20:72:84 is not a logical representation of duration by any standard, and whatever created that string is erroneous.
Technically, according to ISO-8601 (considered the "international standard for covering exchange of date and time related data"), duration should be expressed as PnYnMnDTnHnMnS.
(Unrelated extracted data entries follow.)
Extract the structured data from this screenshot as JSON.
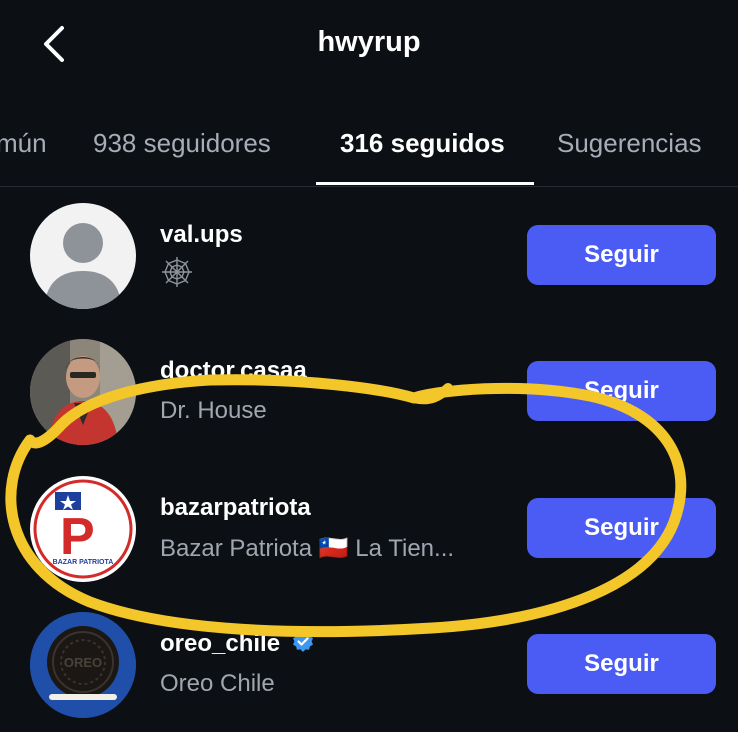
{
  "header": {
    "title": "hwyrup",
    "back_icon": "chevron-left-icon"
  },
  "tabs": [
    {
      "label": "mún",
      "active": false
    },
    {
      "label": "938 seguidores",
      "active": false
    },
    {
      "label": "316 seguidos",
      "active": true
    },
    {
      "label": "Sugerencias",
      "active": false
    }
  ],
  "accounts": [
    {
      "username": "val.ups",
      "subtitle": "",
      "subtitle_icon": "spiderweb-icon",
      "verified": false,
      "button": "Seguir"
    },
    {
      "username": "doctor.casaa",
      "subtitle": "Dr. House",
      "verified": false,
      "button": "Seguir"
    },
    {
      "username": "bazarpatriota",
      "subtitle": "Bazar Patriota 🇨🇱 La Tien...",
      "verified": false,
      "button": "Seguir",
      "avatar_text": "BAZAR PATRIOTA",
      "avatar_letter": "P"
    },
    {
      "username": "oreo_chile",
      "subtitle": "Oreo Chile",
      "verified": true,
      "button": "Seguir",
      "avatar_text": "OREO"
    }
  ],
  "colors": {
    "background": "#0c0f14",
    "button": "#4b5cf5",
    "annotation": "#f3c629",
    "verified": "#3b97f0"
  }
}
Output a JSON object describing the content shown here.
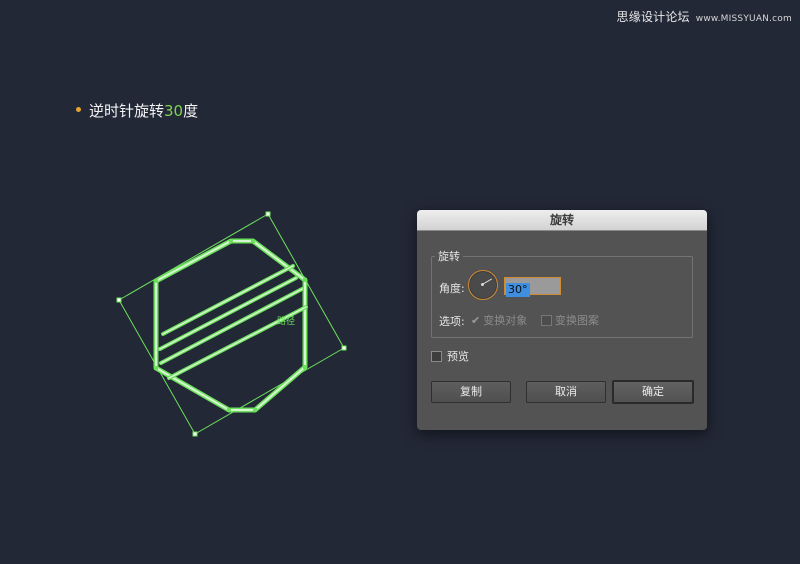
{
  "watermark": {
    "site_name": "思缘设计论坛",
    "domain": "www.MISSYUAN.com"
  },
  "instruction": {
    "prefix": "逆时针旋转",
    "value": "30",
    "suffix": "度",
    "highlight_color": "#7fd34e",
    "bullet_color": "#e7a431"
  },
  "artwork": {
    "stroke_color": "#6be05b",
    "inner_color": "#d8f5d3",
    "center_label": "路径",
    "rotation_degrees": 30
  },
  "dialog": {
    "title": "旋转",
    "group_label": "旋转",
    "angle_label": "角度:",
    "angle_value": "30°",
    "options_label": "选项:",
    "option_transform_objects": "变换对象",
    "option_transform_objects_checked": true,
    "option_transform_patterns": "变换图案",
    "option_transform_patterns_checked": false,
    "preview_label": "预览",
    "preview_checked": false,
    "copy_button": "复制",
    "cancel_button": "取消",
    "ok_button": "确定"
  }
}
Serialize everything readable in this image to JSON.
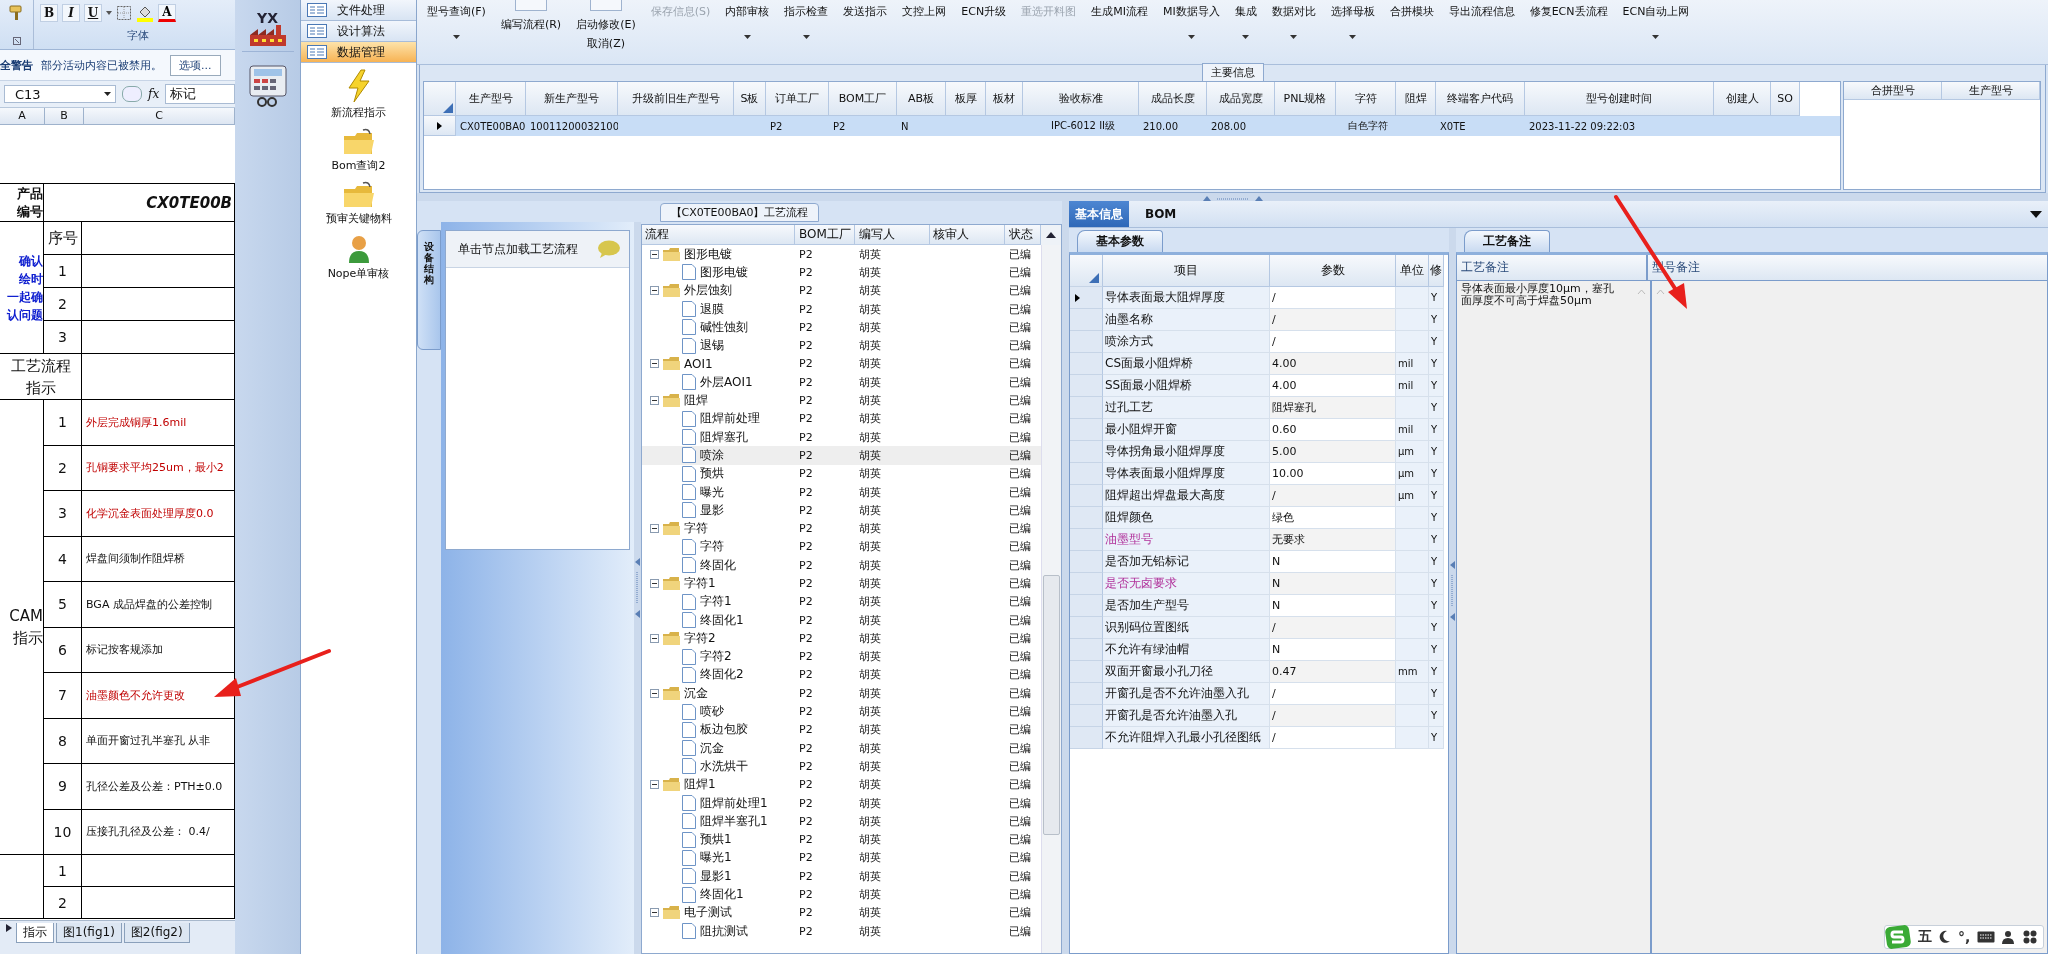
{
  "excel": {
    "format_buttons": [
      "B",
      "I",
      "U"
    ],
    "font_color_label": "A",
    "group_label": "字体",
    "security_bar": {
      "title": "全警告",
      "message": "部分活动内容已被禁用。",
      "button": "选项..."
    },
    "formula_bar": {
      "cell": "C13",
      "fx": "fx",
      "content": "标记"
    },
    "columns": [
      "A",
      "B",
      "C"
    ],
    "product": {
      "label_lines": [
        "产品",
        "编号"
      ],
      "value": "CX0TE00B"
    },
    "confirm": {
      "label_lines": [
        "确认",
        "绘时",
        "一起确",
        "认问题"
      ],
      "seq_header": "序号",
      "rows": [
        "1",
        "2",
        "3"
      ]
    },
    "flow_label_lines": [
      "工艺流程",
      "指示"
    ],
    "cam": {
      "label_lines": [
        "CAM",
        "指示"
      ],
      "rows": [
        {
          "no": "1",
          "text": "外层完成铜厚1.6mil",
          "alert": true
        },
        {
          "no": "2",
          "text": "孔铜要求平均25um，最小2",
          "alert": true
        },
        {
          "no": "3",
          "text": "化学沉金表面处理厚度0.0",
          "alert": true
        },
        {
          "no": "4",
          "text": "焊盘间须制作阻焊桥",
          "alert": false
        },
        {
          "no": "5",
          "text": "BGA 成品焊盘的公差控制",
          "alert": false
        },
        {
          "no": "6",
          "text": "标记按客规添加",
          "alert": false
        },
        {
          "no": "7",
          "text": "油墨颜色不允许更改",
          "alert": true
        },
        {
          "no": "8",
          "text": "单面开窗过孔半塞孔 从非",
          "alert": false
        },
        {
          "no": "9",
          "text": "孔径公差及公差：PTH±0.0",
          "alert": false
        },
        {
          "no": "10",
          "text": "压接孔孔径及公差： 0.4/",
          "alert": false
        }
      ]
    },
    "extra_rows": [
      "1",
      "2"
    ],
    "sheets": [
      {
        "label": "指示",
        "selected": true
      },
      {
        "label": "图1(fig1)",
        "selected": false
      },
      {
        "label": "图2(fig2)",
        "selected": false
      }
    ]
  },
  "app": {
    "logo_text": "YX",
    "nav": {
      "groups": [
        {
          "label": "文件处理",
          "selected": false
        },
        {
          "label": "设计算法",
          "selected": false
        },
        {
          "label": "数据管理",
          "selected": true
        }
      ],
      "tools": [
        {
          "label": "新流程指示",
          "kind": "bolt"
        },
        {
          "label": "Bom查询2",
          "kind": "folder"
        },
        {
          "label": "预审关键物料",
          "kind": "folder"
        },
        {
          "label": "Nope单审核",
          "kind": "user"
        }
      ]
    },
    "toolbar": [
      {
        "label": "型号查询(F)",
        "kind": "menu",
        "disabled": false
      },
      {
        "label": "编写流程(R)",
        "kind": "boxed",
        "disabled": false
      },
      {
        "label": "启动修改(E)",
        "sublabel": "取消(Z)",
        "kind": "boxed",
        "disabled": false
      },
      {
        "label": "保存信息(S)",
        "kind": "plain",
        "disabled": true
      },
      {
        "label": "内部审核",
        "kind": "menu",
        "disabled": false
      },
      {
        "label": "指示检查",
        "kind": "menu",
        "disabled": false
      },
      {
        "label": "发送指示",
        "kind": "plain",
        "disabled": false
      },
      {
        "label": "文控上网",
        "kind": "plain",
        "disabled": false
      },
      {
        "label": "ECN升级",
        "kind": "plain",
        "disabled": false
      },
      {
        "label": "重选开料图",
        "kind": "plain",
        "disabled": true
      },
      {
        "label": "生成MI流程",
        "kind": "plain",
        "disabled": false
      },
      {
        "label": "MI数据导入",
        "kind": "menu",
        "disabled": false
      },
      {
        "label": "集成",
        "kind": "menu",
        "disabled": false
      },
      {
        "label": "数据对比",
        "kind": "menu",
        "disabled": false
      },
      {
        "label": "选择母板",
        "kind": "menu",
        "disabled": false
      },
      {
        "label": "合拼模块",
        "kind": "plain",
        "disabled": false
      },
      {
        "label": "导出流程信息",
        "kind": "plain",
        "disabled": false
      },
      {
        "label": "修复ECN丢流程",
        "kind": "plain",
        "disabled": false
      },
      {
        "label": "ECN自动上网",
        "kind": "menu",
        "disabled": false
      }
    ],
    "main_info": {
      "title": "主要信息",
      "columns": [
        "生产型号",
        "新生产型号",
        "升级前旧生产型号",
        "S板",
        "订单工厂",
        "BOM工厂",
        "AB板",
        "板厚",
        "板材",
        "验收标准",
        "成品长度",
        "成品宽度",
        "PNL规格",
        "字符",
        "阻焊",
        "终端客户代码",
        "型号创建时间",
        "创建人",
        "SO"
      ],
      "rows": [
        {
          "selected": true,
          "current": true,
          "cells": [
            "CX0TE00BA0",
            "10011200032100",
            null,
            null,
            "P2",
            "P2",
            "N",
            null,
            null,
            "IPC-6012 II级",
            "210.00",
            "208.00",
            null,
            "白色字符",
            null,
            "X0TE",
            "2023-11-22 09:22:03",
            null,
            null
          ]
        }
      ],
      "side_columns": [
        "合拼型号",
        "生产型号"
      ]
    },
    "process": {
      "title": "【CX0TE00BA0】工艺流程",
      "side_tab": "设备结构",
      "hint": "单击节点加载工艺流程",
      "columns": [
        "流程",
        "BOM工厂",
        "编写人",
        "核审人",
        "状态"
      ],
      "tree": [
        {
          "name": "图形电镀",
          "bom": "P2",
          "writer": "胡英",
          "status": "已编",
          "expanded": true,
          "selected": false,
          "children": [
            {
              "name": "图形电镀",
              "bom": "P2",
              "writer": "胡英",
              "status": "已编",
              "selected": false
            }
          ]
        },
        {
          "name": "外层蚀刻",
          "bom": "P2",
          "writer": "胡英",
          "status": "已编",
          "expanded": true,
          "selected": false,
          "children": [
            {
              "name": "退膜",
              "bom": "P2",
              "writer": "胡英",
              "status": "已编",
              "selected": false
            },
            {
              "name": "碱性蚀刻",
              "bom": "P2",
              "writer": "胡英",
              "status": "已编",
              "selected": false
            },
            {
              "name": "退锡",
              "bom": "P2",
              "writer": "胡英",
              "status": "已编",
              "selected": false
            }
          ]
        },
        {
          "name": "AOI1",
          "bom": "P2",
          "writer": "胡英",
          "status": "已编",
          "expanded": true,
          "selected": false,
          "children": [
            {
              "name": "外层AOI1",
              "bom": "P2",
              "writer": "胡英",
              "status": "已编",
              "selected": false
            }
          ]
        },
        {
          "name": "阻焊",
          "bom": "P2",
          "writer": "胡英",
          "status": "已编",
          "expanded": true,
          "selected": false,
          "children": [
            {
              "name": "阻焊前处理",
              "bom": "P2",
              "writer": "胡英",
              "status": "已编",
              "selected": false
            },
            {
              "name": "阻焊塞孔",
              "bom": "P2",
              "writer": "胡英",
              "status": "已编",
              "selected": false
            },
            {
              "name": "喷涂",
              "bom": "P2",
              "writer": "胡英",
              "status": "已编",
              "selected": true
            },
            {
              "name": "预烘",
              "bom": "P2",
              "writer": "胡英",
              "status": "已编",
              "selected": false
            },
            {
              "name": "曝光",
              "bom": "P2",
              "writer": "胡英",
              "status": "已编",
              "selected": false
            },
            {
              "name": "显影",
              "bom": "P2",
              "writer": "胡英",
              "status": "已编",
              "selected": false
            }
          ]
        },
        {
          "name": "字符",
          "bom": "P2",
          "writer": "胡英",
          "status": "已编",
          "expanded": true,
          "selected": false,
          "children": [
            {
              "name": "字符",
              "bom": "P2",
              "writer": "胡英",
              "status": "已编",
              "selected": false
            },
            {
              "name": "终固化",
              "bom": "P2",
              "writer": "胡英",
              "status": "已编",
              "selected": false
            }
          ]
        },
        {
          "name": "字符1",
          "bom": "P2",
          "writer": "胡英",
          "status": "已编",
          "expanded": true,
          "selected": false,
          "children": [
            {
              "name": "字符1",
              "bom": "P2",
              "writer": "胡英",
              "status": "已编",
              "selected": false
            },
            {
              "name": "终固化1",
              "bom": "P2",
              "writer": "胡英",
              "status": "已编",
              "selected": false
            }
          ]
        },
        {
          "name": "字符2",
          "bom": "P2",
          "writer": "胡英",
          "status": "已编",
          "expanded": true,
          "selected": false,
          "children": [
            {
              "name": "字符2",
              "bom": "P2",
              "writer": "胡英",
              "status": "已编",
              "selected": false
            },
            {
              "name": "终固化2",
              "bom": "P2",
              "writer": "胡英",
              "status": "已编",
              "selected": false
            }
          ]
        },
        {
          "name": "沉金",
          "bom": "P2",
          "writer": "胡英",
          "status": "已编",
          "expanded": true,
          "selected": false,
          "children": [
            {
              "name": "喷砂",
              "bom": "P2",
              "writer": "胡英",
              "status": "已编",
              "selected": false
            },
            {
              "name": "板边包胶",
              "bom": "P2",
              "writer": "胡英",
              "status": "已编",
              "selected": false
            },
            {
              "name": "沉金",
              "bom": "P2",
              "writer": "胡英",
              "status": "已编",
              "selected": false
            },
            {
              "name": "水洗烘干",
              "bom": "P2",
              "writer": "胡英",
              "status": "已编",
              "selected": false
            }
          ]
        },
        {
          "name": "阻焊1",
          "bom": "P2",
          "writer": "胡英",
          "status": "已编",
          "expanded": true,
          "selected": false,
          "children": [
            {
              "name": "阻焊前处理1",
              "bom": "P2",
              "writer": "胡英",
              "status": "已编",
              "selected": false
            },
            {
              "name": "阻焊半塞孔1",
              "bom": "P2",
              "writer": "胡英",
              "status": "已编",
              "selected": false
            },
            {
              "name": "预烘1",
              "bom": "P2",
              "writer": "胡英",
              "status": "已编",
              "selected": false
            },
            {
              "name": "曝光1",
              "bom": "P2",
              "writer": "胡英",
              "status": "已编",
              "selected": false
            },
            {
              "name": "显影1",
              "bom": "P2",
              "writer": "胡英",
              "status": "已编",
              "selected": false
            },
            {
              "name": "终固化1",
              "bom": "P2",
              "writer": "胡英",
              "status": "已编",
              "selected": false
            }
          ]
        },
        {
          "name": "电子测试",
          "bom": "P2",
          "writer": "胡英",
          "status": "已编",
          "expanded": true,
          "selected": false,
          "children": [
            {
              "name": "阻抗测试",
              "bom": "P2",
              "writer": "胡英",
              "status": "已编",
              "selected": false
            }
          ]
        }
      ]
    },
    "params": {
      "tabs": [
        {
          "label": "基本信息",
          "selected": true
        },
        {
          "label": "BOM",
          "selected": false
        }
      ],
      "subtab": "基本参数",
      "columns": [
        "项目",
        "参数",
        "单位",
        "修"
      ],
      "rows": [
        {
          "item": "导体表面最大阻焊厚度",
          "value": "/",
          "flag": "Y",
          "highlight": false,
          "current": true
        },
        {
          "item": "油墨名称",
          "value": "/",
          "flag": "Y",
          "highlight": false,
          "current": false
        },
        {
          "item": "喷涂方式",
          "value": "/",
          "flag": "Y",
          "highlight": false,
          "current": false
        },
        {
          "item": "CS面最小阻焊桥",
          "value": "4.00",
          "unit": "mil",
          "flag": "Y",
          "highlight": false,
          "current": false
        },
        {
          "item": "SS面最小阻焊桥",
          "value": "4.00",
          "unit": "mil",
          "flag": "Y",
          "highlight": false,
          "current": false
        },
        {
          "item": "过孔工艺",
          "value": "阻焊塞孔",
          "flag": "Y",
          "highlight": false,
          "current": false
        },
        {
          "item": "最小阻焊开窗",
          "value": "0.60",
          "unit": "mil",
          "flag": "Y",
          "highlight": false,
          "current": false
        },
        {
          "item": "导体拐角最小阻焊厚度",
          "value": "5.00",
          "unit": "μm",
          "flag": "Y",
          "highlight": false,
          "current": false
        },
        {
          "item": "导体表面最小阻焊厚度",
          "value": "10.00",
          "unit": "μm",
          "flag": "Y",
          "highlight": false,
          "current": false
        },
        {
          "item": "阻焊超出焊盘最大高度",
          "value": "/",
          "unit": "μm",
          "flag": "Y",
          "highlight": false,
          "current": false
        },
        {
          "item": "阻焊颜色",
          "value": "绿色",
          "flag": "Y",
          "highlight": false,
          "current": false
        },
        {
          "item": "油墨型号",
          "value": "无要求",
          "flag": "Y",
          "highlight": true,
          "current": false
        },
        {
          "item": "是否加无铅标记",
          "value": "N",
          "flag": "Y",
          "highlight": false,
          "current": false
        },
        {
          "item": "是否无卤要求",
          "value": "N",
          "flag": "Y",
          "highlight": true,
          "current": false
        },
        {
          "item": "是否加生产型号",
          "value": "N",
          "flag": "Y",
          "highlight": false,
          "current": false
        },
        {
          "item": "识别码位置图纸",
          "value": "/",
          "flag": "Y",
          "highlight": false,
          "current": false
        },
        {
          "item": "不允许有绿油帽",
          "value": "N",
          "flag": "Y",
          "highlight": false,
          "current": false
        },
        {
          "item": "双面开窗最小孔刀径",
          "value": "0.47",
          "unit": "mm",
          "flag": "Y",
          "highlight": false,
          "current": false
        },
        {
          "item": "开窗孔是否不允许油墨入孔",
          "value": "/",
          "flag": "Y",
          "highlight": false,
          "current": false
        },
        {
          "item": "开窗孔是否允许油墨入孔",
          "value": "/",
          "flag": "Y",
          "highlight": false,
          "current": false
        },
        {
          "item": "不允许阻焊入孔最小孔径图纸",
          "value": "/",
          "flag": "Y",
          "highlight": false,
          "current": false
        }
      ]
    },
    "remarks": {
      "subtab": "工艺备注",
      "columns": [
        "工艺备注",
        "型号备注"
      ],
      "process_note": "导体表面最小厚度10μm，塞孔面厚度不可高于焊盘50μm"
    }
  },
  "ime": {
    "mode": "五",
    "punct": "°,"
  }
}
That said, I would also opt for HH:MM:SS... but it should [obviously?] never show more than 59 seconds or 59 minutes, any more than our decimal (aka, Base 10) number system should count ...0.8, 0.9, 0.10, 0.11.... (lol, "zero point eleven")
Fixing the Duration
Regardless, it's an old question and we don't know how you got this strange number, but as others have suggested, I would use Split to fix it, although my preference is a more compressed form:
Function fixWonkyDuration(t As String) As String
fixWonkyDuration = Format(((Split(t, ":")(0) * 60 + Split(t, ":")(1)) _
* 60 + Split(t, ":")(2)) / 86400, "HH:mm:ss")
End Function
The function above will fix a "wonky" duration by converting each section into seconds, summing, then converting temporarily to a Date before using Format to display it as intended.
It's important to note that neither the input nor output is a valid Excel DateTime (Date), so both are declared as Strings.
Example Usage:
MsgBox fixWonkyDuration("20:72:84") 'returns "21:13:24"
Convert to Seconds (for comparison, calculations, etc)
Incidentally, when you have a valid duration in HH:MM:SS format, but want to do calculations or comparisons with it, it's easiest to first convert it to seconds with the help of TimeValue and CDbl.
The quickest method:
Function DurationToSeconds(d As String) As Long
DurationToSeconds = CDbl(TimeValue(d)) * 86400#
End Function
Example Usage:
MsgBox DurationToSeconds("21:13:24") 'returns 76404
Well, you can split into 3 variables: h,m and s. And then check if s>60. And if it is, m=m+s/60 and s=s%60. The same for the m variable:
if(m>60) then
h=h+m/60
m=m%60
Then, concate h, m and s.
This is too much text to put in a comment.
When you enter 20:72:33 into any cell that is on General format it will show you a serial number. E.g. 0.883715278
Then you change the cell format to Time. And it gives you the format and data you want to see.
HOWEVER,
The above statement only works as long as your seconds are below 60. If you enter 60, 61, 84, '100', etc. It doesn't work.
So perhaps you can jam it like all the jamming codes perhaps you are using right now. ;)
It's as ugly as it could get. Do mod 60 on seconds and then change cell format to Time. Or just as might as use what Alex shows up there in his answer. It's clean and gurantees your the desired output mathematically.